Billionaire Anil Agarwal-backed Vedanta stock is an attractive bet ahead of its 1:6 demerger of business. Brokerages are optimistic on Vedanta after it reported earnings on expected line, while outlook is positive ahead. Brokerages like Centrum and Antique Stock Broking have recommended BUY or Hold on the stock.
Vedanta Share Price:
The stock price is currently at Rs 428.70 apiece with a market cap of Rs 1,67,638.34 crore. Vedanta's 52-week high is at Rs 506.85 apiece, and it has more than doubled from its 1-year low of Rs 207.85 apiece.
Vedanta has received approval for demerger of metals, power, aluminium, and oil and gas businesses to unlock potential value. After the exercise, six independent verticals - Vedanta Aluminium, Vedanta Oil & Gas, Vedanta Power, Vedanta Steel and Ferrous Materials, Vedanta Base Metals and Vedanta Limited - will be created.
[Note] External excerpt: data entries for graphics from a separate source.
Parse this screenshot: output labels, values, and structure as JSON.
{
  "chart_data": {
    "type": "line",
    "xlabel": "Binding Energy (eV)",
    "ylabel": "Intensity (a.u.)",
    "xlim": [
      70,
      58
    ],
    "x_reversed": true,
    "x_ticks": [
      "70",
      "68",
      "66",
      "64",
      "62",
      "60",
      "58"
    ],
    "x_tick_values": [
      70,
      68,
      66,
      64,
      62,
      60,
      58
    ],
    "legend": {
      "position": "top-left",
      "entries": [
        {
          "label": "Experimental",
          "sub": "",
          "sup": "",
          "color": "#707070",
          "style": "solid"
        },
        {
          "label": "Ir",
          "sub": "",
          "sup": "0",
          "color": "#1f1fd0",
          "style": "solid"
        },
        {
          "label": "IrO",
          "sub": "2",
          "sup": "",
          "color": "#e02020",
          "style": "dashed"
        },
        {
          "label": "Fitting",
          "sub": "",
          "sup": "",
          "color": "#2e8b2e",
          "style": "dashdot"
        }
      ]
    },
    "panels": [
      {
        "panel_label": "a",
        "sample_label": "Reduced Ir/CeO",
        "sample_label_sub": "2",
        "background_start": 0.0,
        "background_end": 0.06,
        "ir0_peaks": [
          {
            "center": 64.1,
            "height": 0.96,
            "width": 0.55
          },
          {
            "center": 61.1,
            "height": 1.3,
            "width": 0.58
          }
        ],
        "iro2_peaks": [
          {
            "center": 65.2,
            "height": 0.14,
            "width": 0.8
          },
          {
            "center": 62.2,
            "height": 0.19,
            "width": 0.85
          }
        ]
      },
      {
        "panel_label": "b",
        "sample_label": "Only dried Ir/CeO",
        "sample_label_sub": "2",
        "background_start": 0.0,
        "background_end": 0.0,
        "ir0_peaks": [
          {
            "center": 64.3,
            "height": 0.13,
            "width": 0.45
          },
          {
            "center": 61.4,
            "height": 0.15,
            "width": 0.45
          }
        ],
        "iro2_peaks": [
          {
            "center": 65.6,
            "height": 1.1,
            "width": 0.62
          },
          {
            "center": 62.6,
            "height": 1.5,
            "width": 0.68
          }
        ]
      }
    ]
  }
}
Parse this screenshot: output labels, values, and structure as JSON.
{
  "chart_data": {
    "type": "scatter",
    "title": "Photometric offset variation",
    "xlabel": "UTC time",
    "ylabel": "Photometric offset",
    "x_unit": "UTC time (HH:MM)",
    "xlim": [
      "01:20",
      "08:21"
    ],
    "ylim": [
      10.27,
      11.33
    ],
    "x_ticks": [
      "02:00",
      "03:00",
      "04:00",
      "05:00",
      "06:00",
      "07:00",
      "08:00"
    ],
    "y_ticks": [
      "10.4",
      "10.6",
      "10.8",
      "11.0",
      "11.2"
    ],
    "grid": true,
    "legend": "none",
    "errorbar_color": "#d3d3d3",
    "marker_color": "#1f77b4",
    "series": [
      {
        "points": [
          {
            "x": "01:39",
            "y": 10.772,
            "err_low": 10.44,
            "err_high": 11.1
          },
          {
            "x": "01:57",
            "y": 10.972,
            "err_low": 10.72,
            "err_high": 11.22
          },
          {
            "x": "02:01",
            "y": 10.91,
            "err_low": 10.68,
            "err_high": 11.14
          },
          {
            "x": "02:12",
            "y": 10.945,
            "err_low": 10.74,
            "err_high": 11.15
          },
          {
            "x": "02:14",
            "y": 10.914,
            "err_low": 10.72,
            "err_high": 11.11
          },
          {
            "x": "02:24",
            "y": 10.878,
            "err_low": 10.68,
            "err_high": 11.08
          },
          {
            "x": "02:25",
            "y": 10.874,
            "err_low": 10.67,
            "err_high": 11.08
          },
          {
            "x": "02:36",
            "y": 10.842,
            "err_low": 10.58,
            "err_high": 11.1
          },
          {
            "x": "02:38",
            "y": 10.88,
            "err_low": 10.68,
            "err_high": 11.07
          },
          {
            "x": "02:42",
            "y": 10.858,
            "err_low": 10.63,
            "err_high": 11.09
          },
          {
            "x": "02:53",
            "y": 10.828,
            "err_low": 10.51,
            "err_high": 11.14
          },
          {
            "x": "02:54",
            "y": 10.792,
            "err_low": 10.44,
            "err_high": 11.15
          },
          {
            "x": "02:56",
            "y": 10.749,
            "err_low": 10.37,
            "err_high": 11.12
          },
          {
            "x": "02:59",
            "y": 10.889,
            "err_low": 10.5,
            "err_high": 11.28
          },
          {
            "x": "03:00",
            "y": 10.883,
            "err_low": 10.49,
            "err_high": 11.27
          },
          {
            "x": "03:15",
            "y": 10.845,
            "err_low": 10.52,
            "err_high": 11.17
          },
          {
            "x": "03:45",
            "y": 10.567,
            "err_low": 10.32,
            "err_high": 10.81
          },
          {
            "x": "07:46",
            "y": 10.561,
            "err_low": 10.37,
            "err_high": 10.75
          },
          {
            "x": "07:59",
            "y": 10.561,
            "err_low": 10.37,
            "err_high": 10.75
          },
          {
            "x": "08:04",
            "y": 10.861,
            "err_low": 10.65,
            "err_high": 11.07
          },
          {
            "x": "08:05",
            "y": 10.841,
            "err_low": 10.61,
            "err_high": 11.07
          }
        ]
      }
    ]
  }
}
As part of the demerger plan, for every share of Vedanta, shareholders will receive one share of each of the five newly listed companies. After the demerger, the businesses of Hindustan Zinc as well as the electronics business will remain with Vedanta Limited.
The company is expecting to complete its demerger by December 2024 end.
Here's what brokerages say about Vedanta:
Centrum On Vedanta:
VEDL is expanding its aluminium capacity at Balco by 600ktpa and improving VAP mix to 90% of product portfolio which leads to cost optimization through captive alumina and coal supply leading to margin expansion from USD600/t in Q4FY24 to USD1000/t in FY26E. The Kurloi and Radhikapur coal mine is expected to be commission by Q1FY26. Ghogarpalli mine is expected to commission by Q2FY26 and Sijimali by Q1FY26.
The 1000MW Meenakshi power plant capacity is expected to commission by FY25-end (earlier: mid-FY26E). VEDL received all clearances to operate Bicholim iron ore mine in Goa having 3.2mtpa capacity. Net debt stood at Rs 613bn as on June-end and generated FCF pre capex stood at Rs 43.7bn. Net debt/EBITDA improved from 1.9x to 1.5x YoY.
For Q2FY25, we expect sharp some moderation in margins across segments due to fall in commodity prices. We expect zinc india and aluminium to grow by 20% and 42% CAGR over FY24-26. Despite huge dividend payout of Rs45/sh each for and capex outlay of ~USD2bn each in FY25 and FY26, we expect strong earnings visibility and recently raised funds will help to generate strong FCF to deleverage net debt position by ~USD1.8bn. We maintain BUY rating with TP of Rs478, based on FY26 SoTP.
Antique Stock Broking On Vedanta:
Softening of spot commodity prices could impact topline growth in the near term while accrual of benefits of most cost optimization initiatives coming in from FY25 onwards would support profitability. We like the company's low-cost producer advantage but remain cautious of the debt levels amidst aggressive capex. We maintain HOLD rating and a SoTP-based TP of INR 457 with an implied 1HFY27E EV/EBITDA multiple of 4.2x (in line with global peers).
Disclaimer: The recommendations made above are by market analysts and are not advised by either the author nor Greynium Information Technologies. The author, nor the brokerage firm nor Greynium would be liable for any losses caused as a result of decisions based on this write-up. Goodreturns.in advises users to consult with certified experts before making any investment decision.